Allegations involving workplace sexual harassment can be very upsetting for both the employer and the employee. These are situations that must be taken seriously and handled appropriately so that the rights of all parties are protected.
There are two general questions that must be considered when a sexual harassment claim has been or may be filed. Of course each of these questions is extremely complex and consists of several other questions, but at a high level, they are two general questions that must be addressed in any sexual harassment claim. The first question is: What happened? And the second is: How was the situation handled?
In regards to that first question, it is necessary to determine what statements or behaviors led to allegations of sexual harassment. Not all offensive or sexual interactions on the job necessarily warrant legal action. But if an employee can show that physical, emotional or verbal misconduct led to a hostile work environment, he or she can have a legitimate claim. If an employee has evidence that he or she was offered favorable treatment on the job in exchange for sexual favors, also called quid pro quo harassment, there may also be grounds for a claim.
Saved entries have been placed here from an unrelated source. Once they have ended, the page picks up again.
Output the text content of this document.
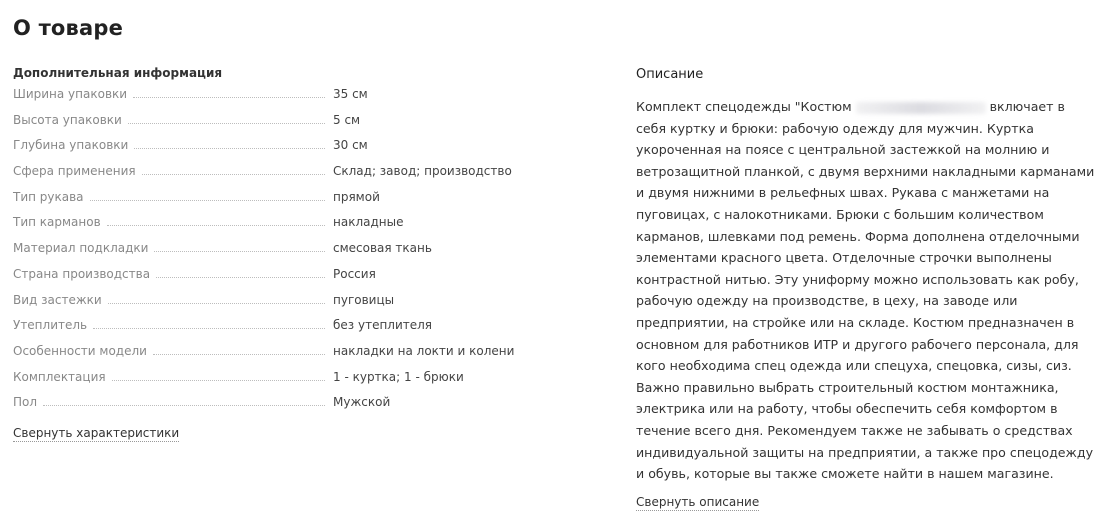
О товаре
Дополнительная информация
Ширина упаковки	35 см
Высота упаковки	5 см
Глубина упаковки	30 см
Сфера применения	Склад; завод; производство
Тип рукава	прямой
Тип карманов	накладные
Материал подкладки	смесовая ткань
Страна производства	Россия
Вид застежки	пуговицы
Утеплитель	без утеплителя
Особенности модели	накладки на локти и колени
Комплектация	1 - куртка; 1 - брюки
Пол	Мужской
Свернуть характеристики
Описание
Комплект спецодежды "Костюм	включает в себя куртку и брюки: рабочую одежду для мужчин. Куртка укороченная на поясе с центральной застежкой на молнию и ветрозащитной планкой, с двумя верхними накладными карманами и двумя нижними в рельефных швах. Рукава с манжетами на пуговицах, с налокотниками. Брюки с большим количеством карманов, шлевками под ремень. Форма дополнена отделочными элементами красного цвета. Отделочные строчки выполнены контрастной нитью. Эту униформу можно использовать как робу, рабочую одежду на производстве, в цеху, на заводе или предприятии, на стройке или на складе. Костюм предназначен в основном для работников ИТР и другого рабочего персонала, для кого необходима спец одежда или спецуха, спецовка, сизы, сиз. Важно правильно выбрать строительный костюм монтажника, электрика или на работу, чтобы обеспечить себя комфортом в течение всего дня. Рекомендуем также не забывать о средствах индивидуальной защиты на предприятии, а также про спецодежду и обувь, которые вы также сможете найти в нашем магазине.
Свернуть описание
However, a lawsuit may be avoided if the employer can show that reasonable actions were taken to stop the alleged misconduct or penalize the party responsible for the harassment. This is why the answer to that second question is essential. Employers have a responsibility to respond to complaints of sexual harassment and take steps to put a stop to it. When this is done properly, there may be no need for legal intervention. Those that do not respond, however, can face legal penalties for failing to protect an employee's rights.
Sexual harassment claims can be very complicated and sometimes they boil down to one person's word against another's, making them very difficult to handle in some instances. Whether a person is filing a sexual harassment claim or has been named in one, it can be crucial to seek legal guidance and support. In many cases, attorneys can help people avoid costly litigation and resolve the dispute outside of court.